Performance is Relative

This last week was very interesting in that I read a number of articles about databases other than DB2. It is always good to learn what the other vendors are up to. The first thing you learn is that fast and performance are a relative terms. Loading tens of millions of rows through ETL processes in hours has been done for many years with DB2 for z/OS and DB2 LUW but it is something new to some other database vendors or is considered “leading edge” for their environment.

Next, advanced data warehouses and business intelligence systems continue to grow providing performance issues for other database vendors. In recent white papers and performance studies IBM DB2 Cognos configurations have shown huge performance scalability capabilities against multi-terabyte data warehouses rolling out to hundreds and sometimes thousands of concurrent users. Other vendors are impressed referencing 100 million rows and having “potentially 500 users.”

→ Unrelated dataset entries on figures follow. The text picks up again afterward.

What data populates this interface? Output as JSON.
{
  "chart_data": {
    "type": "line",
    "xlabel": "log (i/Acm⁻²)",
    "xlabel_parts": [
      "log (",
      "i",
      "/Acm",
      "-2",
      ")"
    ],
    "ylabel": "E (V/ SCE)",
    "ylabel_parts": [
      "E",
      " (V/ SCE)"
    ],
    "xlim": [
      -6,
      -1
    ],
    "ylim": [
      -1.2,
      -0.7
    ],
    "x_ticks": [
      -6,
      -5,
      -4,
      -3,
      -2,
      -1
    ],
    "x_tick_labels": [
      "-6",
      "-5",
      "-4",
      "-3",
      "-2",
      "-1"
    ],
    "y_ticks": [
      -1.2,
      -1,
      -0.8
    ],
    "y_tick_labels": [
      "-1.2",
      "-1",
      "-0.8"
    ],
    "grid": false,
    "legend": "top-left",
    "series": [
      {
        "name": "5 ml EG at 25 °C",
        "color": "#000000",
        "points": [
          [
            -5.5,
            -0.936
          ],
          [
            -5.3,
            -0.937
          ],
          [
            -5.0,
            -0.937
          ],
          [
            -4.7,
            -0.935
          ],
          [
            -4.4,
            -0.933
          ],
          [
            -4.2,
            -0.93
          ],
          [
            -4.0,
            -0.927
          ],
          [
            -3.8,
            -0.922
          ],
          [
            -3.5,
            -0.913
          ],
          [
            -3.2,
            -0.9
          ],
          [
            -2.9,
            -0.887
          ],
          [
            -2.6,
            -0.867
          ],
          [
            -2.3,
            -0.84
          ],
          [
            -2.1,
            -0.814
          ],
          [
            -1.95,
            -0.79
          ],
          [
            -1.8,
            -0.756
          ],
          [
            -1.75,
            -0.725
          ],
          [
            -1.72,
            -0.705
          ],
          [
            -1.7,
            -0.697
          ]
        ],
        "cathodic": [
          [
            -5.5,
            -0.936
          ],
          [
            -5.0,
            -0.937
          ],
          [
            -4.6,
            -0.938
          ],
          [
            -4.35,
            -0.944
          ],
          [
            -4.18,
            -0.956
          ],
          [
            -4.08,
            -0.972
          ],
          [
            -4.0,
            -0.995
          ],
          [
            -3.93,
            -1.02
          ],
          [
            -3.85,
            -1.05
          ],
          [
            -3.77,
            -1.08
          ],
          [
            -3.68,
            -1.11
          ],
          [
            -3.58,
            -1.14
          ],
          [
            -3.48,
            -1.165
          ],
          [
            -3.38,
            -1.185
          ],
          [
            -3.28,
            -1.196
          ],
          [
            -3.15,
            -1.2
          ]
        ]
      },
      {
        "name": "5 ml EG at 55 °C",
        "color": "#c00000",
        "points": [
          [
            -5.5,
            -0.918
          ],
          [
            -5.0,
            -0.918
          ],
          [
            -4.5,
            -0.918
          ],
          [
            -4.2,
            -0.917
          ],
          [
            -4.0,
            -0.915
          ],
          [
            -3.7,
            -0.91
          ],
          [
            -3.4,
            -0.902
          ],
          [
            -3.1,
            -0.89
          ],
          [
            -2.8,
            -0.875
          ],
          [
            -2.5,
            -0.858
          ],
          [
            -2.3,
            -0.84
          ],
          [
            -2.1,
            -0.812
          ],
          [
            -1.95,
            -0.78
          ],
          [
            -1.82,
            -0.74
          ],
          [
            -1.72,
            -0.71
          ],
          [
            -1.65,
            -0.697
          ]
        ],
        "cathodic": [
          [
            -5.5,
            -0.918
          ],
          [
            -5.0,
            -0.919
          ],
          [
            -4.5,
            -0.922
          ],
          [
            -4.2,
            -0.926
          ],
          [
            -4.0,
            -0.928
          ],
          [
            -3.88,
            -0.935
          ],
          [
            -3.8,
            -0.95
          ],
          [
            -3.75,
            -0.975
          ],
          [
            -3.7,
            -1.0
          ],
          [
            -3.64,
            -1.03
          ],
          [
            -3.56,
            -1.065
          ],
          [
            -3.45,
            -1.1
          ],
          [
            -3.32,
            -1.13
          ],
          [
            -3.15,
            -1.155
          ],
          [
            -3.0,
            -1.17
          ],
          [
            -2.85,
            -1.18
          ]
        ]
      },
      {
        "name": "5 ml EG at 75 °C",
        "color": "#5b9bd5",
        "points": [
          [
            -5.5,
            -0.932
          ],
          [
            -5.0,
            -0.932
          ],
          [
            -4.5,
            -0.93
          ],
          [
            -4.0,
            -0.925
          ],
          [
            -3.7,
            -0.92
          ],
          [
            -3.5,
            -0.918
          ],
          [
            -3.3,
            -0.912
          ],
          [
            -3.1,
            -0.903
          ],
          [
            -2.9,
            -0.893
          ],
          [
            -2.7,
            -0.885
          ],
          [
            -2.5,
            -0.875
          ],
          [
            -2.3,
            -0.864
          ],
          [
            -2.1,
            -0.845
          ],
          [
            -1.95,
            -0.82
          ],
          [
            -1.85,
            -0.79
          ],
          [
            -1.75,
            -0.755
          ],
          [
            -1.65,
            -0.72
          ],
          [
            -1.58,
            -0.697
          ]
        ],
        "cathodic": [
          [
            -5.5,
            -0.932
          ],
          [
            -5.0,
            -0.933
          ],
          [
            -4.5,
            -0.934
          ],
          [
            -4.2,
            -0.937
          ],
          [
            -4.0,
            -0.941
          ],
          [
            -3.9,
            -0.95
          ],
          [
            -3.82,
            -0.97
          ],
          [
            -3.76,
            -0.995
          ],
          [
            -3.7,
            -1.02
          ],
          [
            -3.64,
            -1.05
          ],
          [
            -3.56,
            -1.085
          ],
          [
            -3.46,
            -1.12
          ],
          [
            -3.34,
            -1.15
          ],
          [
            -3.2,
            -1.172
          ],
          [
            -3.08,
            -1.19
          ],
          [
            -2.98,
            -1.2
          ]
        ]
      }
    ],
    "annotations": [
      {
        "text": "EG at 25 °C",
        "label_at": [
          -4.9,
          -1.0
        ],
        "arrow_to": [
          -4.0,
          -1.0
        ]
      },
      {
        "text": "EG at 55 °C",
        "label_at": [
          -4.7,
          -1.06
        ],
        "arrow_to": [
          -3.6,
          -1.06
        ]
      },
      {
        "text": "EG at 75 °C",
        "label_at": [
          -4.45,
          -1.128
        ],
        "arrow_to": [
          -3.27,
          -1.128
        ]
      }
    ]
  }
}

Also the hardware, the number of processors, memory allocated and amount of disk storage, for some of these other vendor configurations is staggering. Some configurations have 48 processors with 4TB of disk storage for a bit over 1TB of data. This 4 to 1 ratio seems a bit over-allocated compared to the bare bones DB2 systems I have gotten to perform in the past. These other DBMS vendor configurations have sometimes 32-48GB of database memory for the processing. Again within the DB2 LUW systems that I have worked with over the years, not one has required this much memory allocated, and one of these DB2 LUW systems loaded over 200 million rows in under three hours.

So next time you read something that says “leading edge” or “performance is great” measure it against the proper scale. Ask those interesting questions about the number of processors, the disk storage needed, the memory allocated, hardware for test systems support, or the disaster recovery situation. Or you can just remember that DB2 for z/OS and DB2 LUW continue to provide excellent performance for the largest number of transactions around the world every single day and don’t need super charged hardware configurations to do it.

Please let me know what you see within your DB2 and non-DB2 hardware platforms. Does DB2 need more or less hardware as your other DBMSs?